Stanford University mathematics professor Brian Conrad, who has received mathematics teaching awards, identified many significant, problematic aspects of the new framework. The framework cites many studies from the literature on mathematics education to support the curricular changes, but Conrad points out that many of these discussions are misleading or erroneous, even to the extent that several of the papers referenced draw conclusions that are the opposite of what is claimed by the authors of the new curriculum. In some areas, the 25-person team responsible for the framework simply did not understand the scientific material they were trying to use to support their recommendations. Perhaps the most egregious claim is that if teachers were to make one modest change in how they assessed students, then the US would become one of the leading five countries in the world in mathematics competency. Conrad noted there was no factual basis for such a claim, one that turns out to be preposterous.
What is missing from the state’s new framework is any recognition of the fact that the US and many other countries have successfully taught mathematics for hundreds of years. The primary reason why we are failing to teach mathematics today is not because we don’t know how to teach math. Rather it is because too many of today’s teachers simply do not know enough mathematics to teach it.
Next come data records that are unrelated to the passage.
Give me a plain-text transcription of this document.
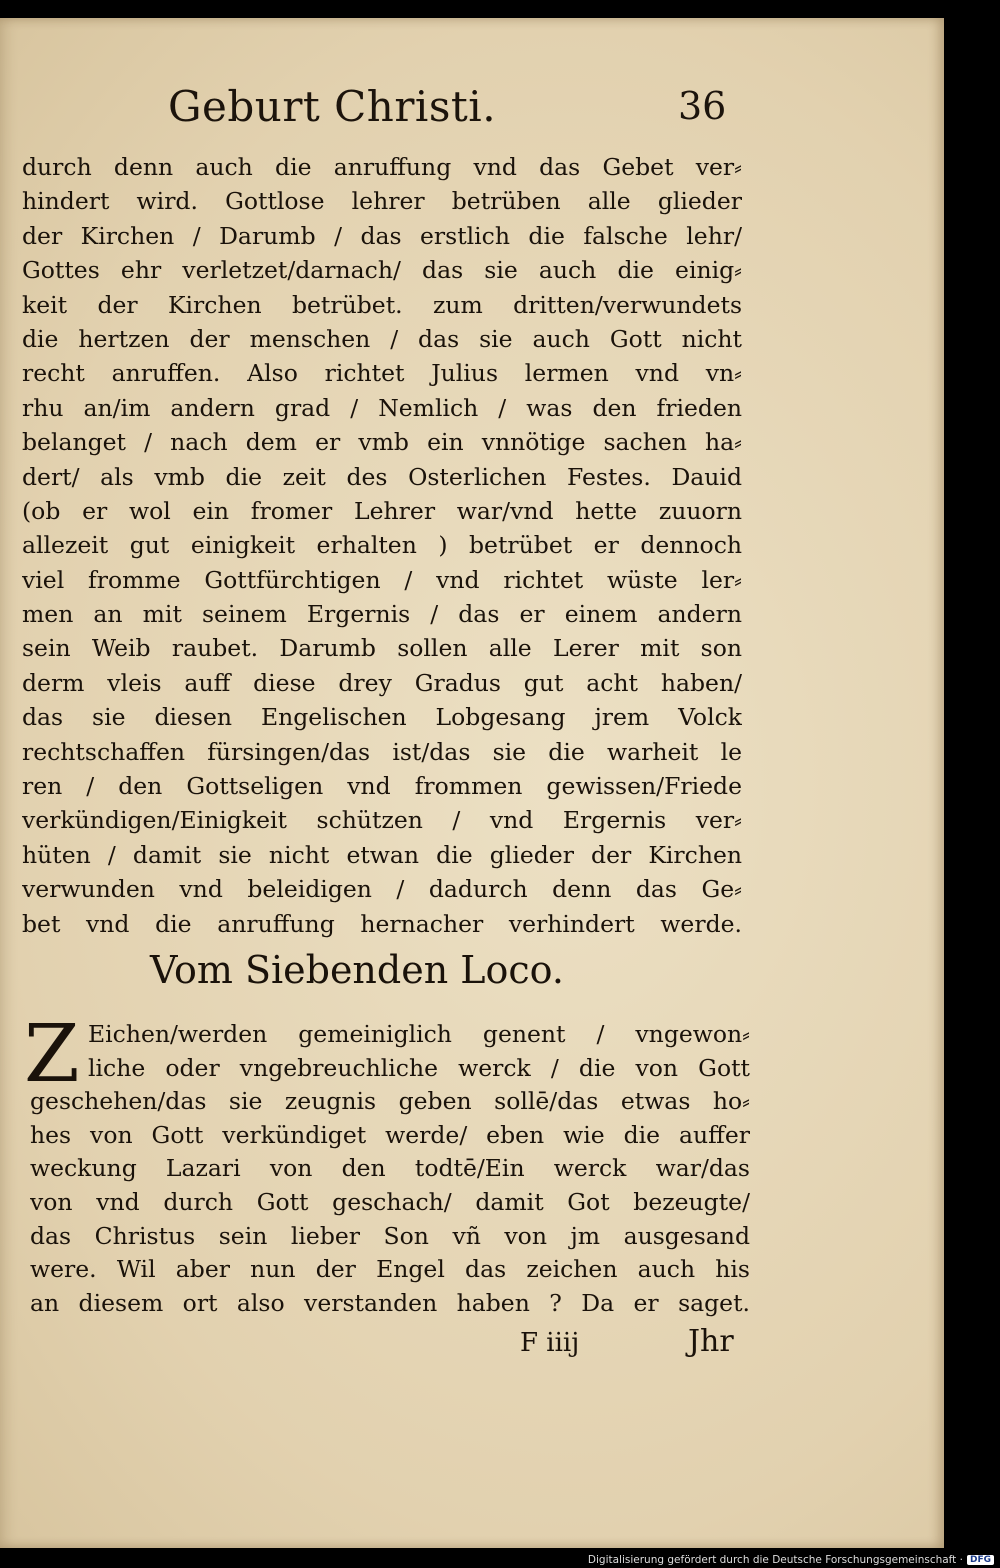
Geburt Christi.	36
durch denn auch die anruffung vnd das Gebet ver⸗
hindert wird. Gottlose lehrer betrüben alle glieder
der Kirchen / Darumb / das erstlich die falsche lehr/
Gottes ehr verletzet/darnach/ das sie auch die einig⸗
keit der Kirchen betrübet. zum dritten/verwundets
die hertzen der menschen / das sie auch Gott nicht
recht anruffen. Also richtet Julius lermen vnd vn⸗
rhu an/im andern grad / Nemlich / was den frieden
belanget / nach dem er vmb ein vnnötige sachen ha⸗
dert/ als vmb die zeit des Osterlichen Festes. Dauid
(ob er wol ein fromer Lehrer war/vnd hette zuuorn
allezeit gut einigkeit erhalten ) betrübet er dennoch
viel fromme Gottfürchtigen / vnd richtet wüste ler⸗
men an mit seinem Ergernis / das er einem andern
sein Weib raubet. Darumb sollen alle Lerer mit son
derm vleis auff diese drey Gradus gut acht haben/
das sie diesen Engelischen Lobgesang jrem Volck
rechtschaffen fürsingen/das ist/das sie die warheit le
ren / den Gottseligen vnd frommen gewissen/Friede
verkündigen/Einigkeit schützen / vnd Ergernis ver⸗
hüten / damit sie nicht etwan die glieder der Kirchen
verwunden vnd beleidigen / dadurch denn das Ge⸗
bet vnd die anruffung hernacher verhindert werde.
Vom Siebenden Loco.
Z Eichen/werden gemeiniglich genent / vngewon⸗
liche oder vngebreuchliche werck / die von Gott
geschehen/das sie zeugnis geben sollē/das etwas ho⸗
hes von Gott verkündiget werde/ eben wie die auffer
weckung Lazari von den todtē/Ein werck war/das
von vnd durch Gott geschach/ damit Got bezeugte/
das Christus sein lieber Son vñ von jm ausgesand
were. Wil aber nun der Engel das zeichen auch his
an diesem ort also verstanden haben ? Da er saget.
F iiij	Jhr
Digitalisierung gefördert durch die Deutsche Forschungsgemeinschaft · DFG
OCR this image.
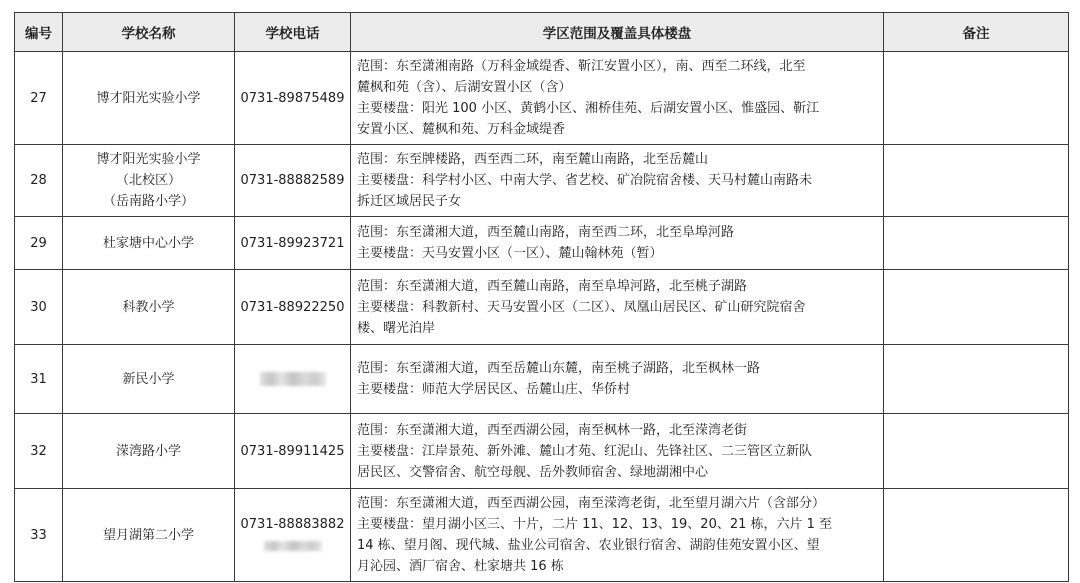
编号	学校名称	学校电话	学区范围及覆盖具体楼盘	备注
27	博才阳光实验小学	0731-89875489	范围：东至潇湘南路（万科金域缇香、靳江安置小区），南、西至二环线，北至
麓枫和苑（含）、后湖安置小区（含）
主要楼盘：阳光 100 小区、黄鹤小区、湘桥佳苑、后湖安置小区、惟盛园、靳江
安置小区、麓枫和苑、万科金域缇香	

28	博才阳光实验小学
（北校区）
（岳南路小学）	0731-88882589	范围：东至牌楼路，西至西二环，南至麓山南路，北至岳麓山
主要楼盘：科学村小区、中南大学、省艺校、矿冶院宿舍楼、天马村麓山南路未
拆迁区域居民子女	

29	杜家塘中心小学	0731-89923721	范围：东至潇湘大道，西至麓山南路，南至西二环，北至阜埠河路
主要楼盘：天马安置小区（一区）、麓山翰林苑（暂）	

30	科教小学	0731-88922250	范围：东至潇湘大道，西至麓山南路，南至阜埠河路，北至桃子湖路
主要楼盘：科教新村、天马安置小区（二区）、凤凰山居民区、矿山研究院宿舍
楼、曙光泊岸	

31	新民小学		范围：东至潇湘大道，西至岳麓山东麓，南至桃子湖路，北至枫林一路
主要楼盘：师范大学居民区、岳麓山庄、华侨村	

32	溁湾路小学	0731-89911425	范围：东至潇湘大道，西至西湖公园，南至枫林一路，北至溁湾老街
主要楼盘：江岸景苑、新外滩、麓山才苑、红泥山、先锋社区、二三管区立新队
居民区、交警宿舍、航空母舰、岳外教师宿舍、绿地湖湘中心	

33	望月湖第二小学	0731-88883882	范围：东至潇湘大道，西至西湖公园，南至溁湾老街，北至望月湖六片（含部分）
主要楼盘：望月湖小区三、十片，二片 11、12、13、19、20、21 栋，六片 1 至
14 栋、望月阁、现代城、盐业公司宿舍、农业银行宿舍、湖韵佳苑安置小区、望
月沁园、酒厂宿舍、杜家塘共 16 栋	
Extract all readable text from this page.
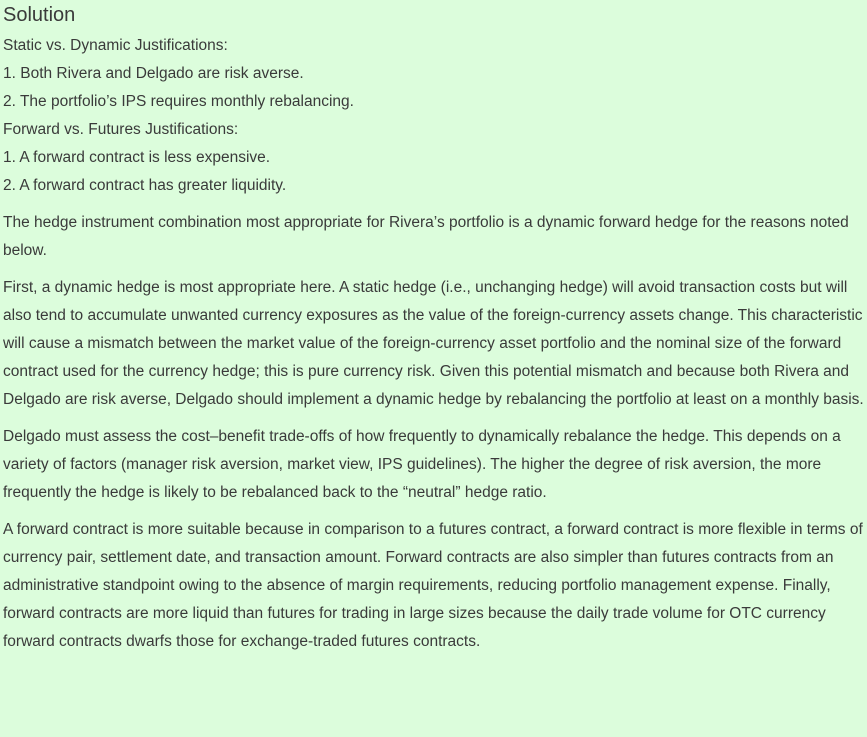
Solution
Static vs. Dynamic Justifications:
1. Both Rivera and Delgado are risk averse.
2. The portfolio’s IPS requires monthly rebalancing.
Forward vs. Futures Justifications:
1. A forward contract is less expensive.
2. A forward contract has greater liquidity.

The hedge instrument combination most appropriate for Rivera’s portfolio is a dynamic forward hedge for the reasons noted below.

First, a dynamic hedge is most appropriate here. A static hedge (i.e., unchanging hedge) will avoid transaction costs but will also tend to accumulate unwanted currency exposures as the value of the foreign-currency assets change. This characteristic will cause a mismatch between the market value of the foreign-currency asset portfolio and the nominal size of the forward contract used for the currency hedge; this is pure currency risk. Given this potential mismatch and because both Rivera and Delgado are risk averse, Delgado should implement a dynamic hedge by rebalancing the portfolio at least on a monthly basis.

Delgado must assess the cost–benefit trade-offs of how frequently to dynamically rebalance the hedge. This depends on a variety of factors (manager risk aversion, market view, IPS guidelines). The higher the degree of risk aversion, the more frequently the hedge is likely to be rebalanced back to the “neutral” hedge ratio.

A forward contract is more suitable because in comparison to a futures contract, a forward contract is more flexible in terms of currency pair, settlement date, and transaction amount. Forward contracts are also simpler than futures contracts from an administrative standpoint owing to the absence of margin requirements, reducing portfolio management expense. Finally, forward contracts are more liquid than futures for trading in large sizes because the daily trade volume for OTC currency forward contracts dwarfs those for exchange-traded futures contracts.
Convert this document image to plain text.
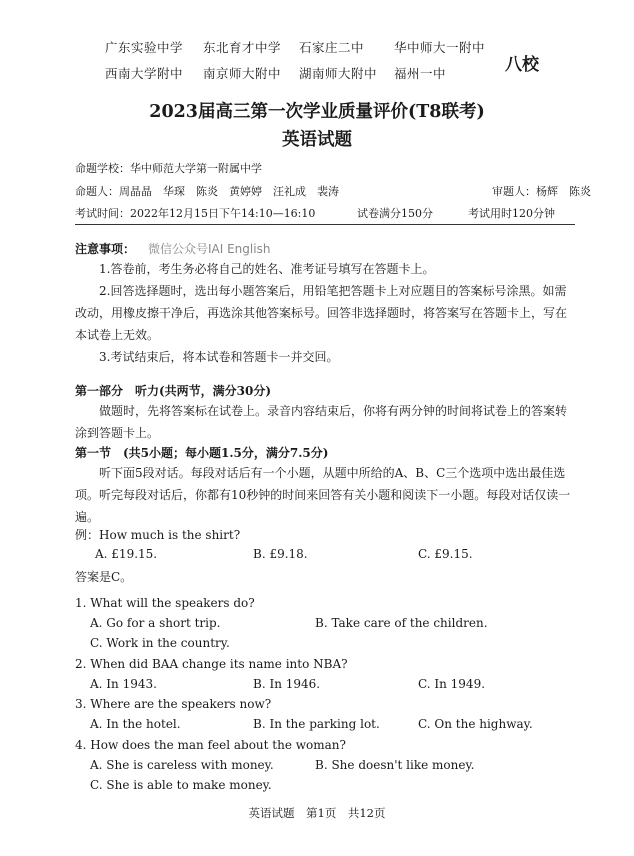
广东实验中学 东北育才中学 石家庄二中 华中师大一附中
西南大学附中 南京师大附中 湖南师大附中 福州一中	八校
2023届高三第一次学业质量评价(T8联考)
英语试题
命题学校：华中师范大学第一附属中学
命题人：周晶晶　华琛　陈炎　黄婷婷　汪礼成　裴涛	审题人：杨辉　陈炎
考试时间：2022年12月15日下午14:10—16:10	试卷满分150分	考试用时120分钟
注意事项： 微信公众号IAI English
1.答卷前，考生务必将自己的姓名、准考证号填写在答题卡上。
2.回答选择题时，选出每小题答案后，用铅笔把答题卡上对应题目的答案标号涂黑。如需改动，用橡皮擦干净后，再选涂其他答案标号。回答非选择题时，将答案写在答题卡上，写在本试卷上无效。
3.考试结束后，将本试卷和答题卡一并交回。
第一部分　听力(共两节，满分30分)
做题时，先将答案标在试卷上。录音内容结束后，你将有两分钟的时间将试卷上的答案转涂到答题卡上。
第一节　(共5小题；每小题1.5分，满分7.5分)
听下面5段对话。每段对话后有一个小题，从题中所给的A、B、C三个选项中选出最佳选项。听完每段对话后，你都有10秒钟的时间来回答有关小题和阅读下一小题。每段对话仅读一遍。
例：How much is the shirt?
A. £19.15.	B. £9.18.	C. £9.15.
答案是C。
1. What will the speakers do?
A. Go for a short trip.	B. Take care of the children.
C. Work in the country.
2. When did BAA change its name into NBA?
A. In 1943.	B. In 1946.	C. In 1949.
3. Where are the speakers now?
A. In the hotel.	B. In the parking lot.	C. On the highway.
4. How does the man feel about the woman?
A. She is careless with money.	B. She doesn't like money.
C. She is able to make money.
英语试题　第1页　共12页
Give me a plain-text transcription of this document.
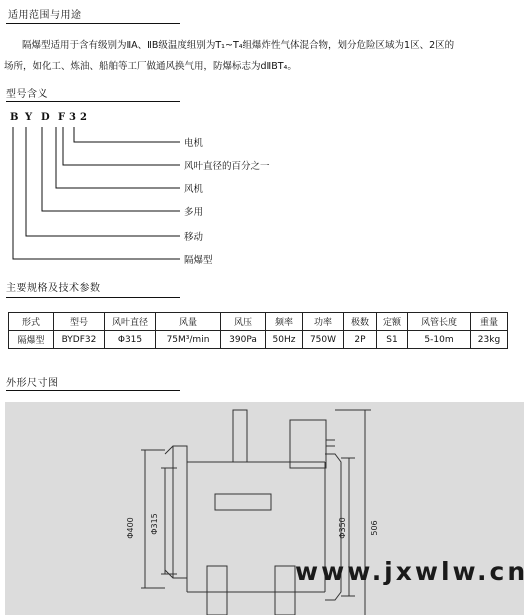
适用范围与用途
隔爆型适用于含有级别为ⅡA、ⅡB级温度组别为T₁~T₄组爆炸性气体混合物，划分危险区域为1区、2区的
场所，如化工、炼油、船舶等工厂做通风换气用，防爆标志为dⅡBT₄。
型号含义
B Y D F 3 2
电机
风叶直径的百分之一
风机
多用
移动
隔爆型
主要规格及技术参数
形式	型号	风叶直径	风量	风压	频率	功率	极数	定额	风管长度	重量
隔爆型	BYDF32	Φ315	75M³/min	390Pa	50Hz	750W	2P	S1	5-10m	23kg
外形尺寸图
Φ400 Φ315	Φ350	506
www.jxwlw.cn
College students studying to become teachers tend to have some of the lowest math SAT scores among college students. An important reason why some foreign students perform at a much higher level than their US counterparts is that math classes in their countries are staffed by teachers who have advanced training in mathematics.
Many California teachers need to learn more math to teach math, but unfortunately the state has been moving in the opposite direction. The state no longer requires teachers to pass qualifying examinations to establish basic competency or subject-specific teaching competency. Can you imagine hiring a doctor, dentist, or other critical professional for your child who has not minimally established their professional qualifications? Well, that is what we have done for California’s teachers.
California Is failing students and their families and is abusing the taxpayers who are funding the state’s $128 billion education complex. More broadly, the politicians who receive support from the those who benefit from maintaining the failed education status quo are giving up on educating the students who are struggling the most, because improving outcomes won’t happen until we implement reforms that are opposed by teachers’ unions and other incumbent interests. Sadly, that will not happen until voters—the parents and taxpayers who are paying the enormous cost of this deficiency—choose to vote differently.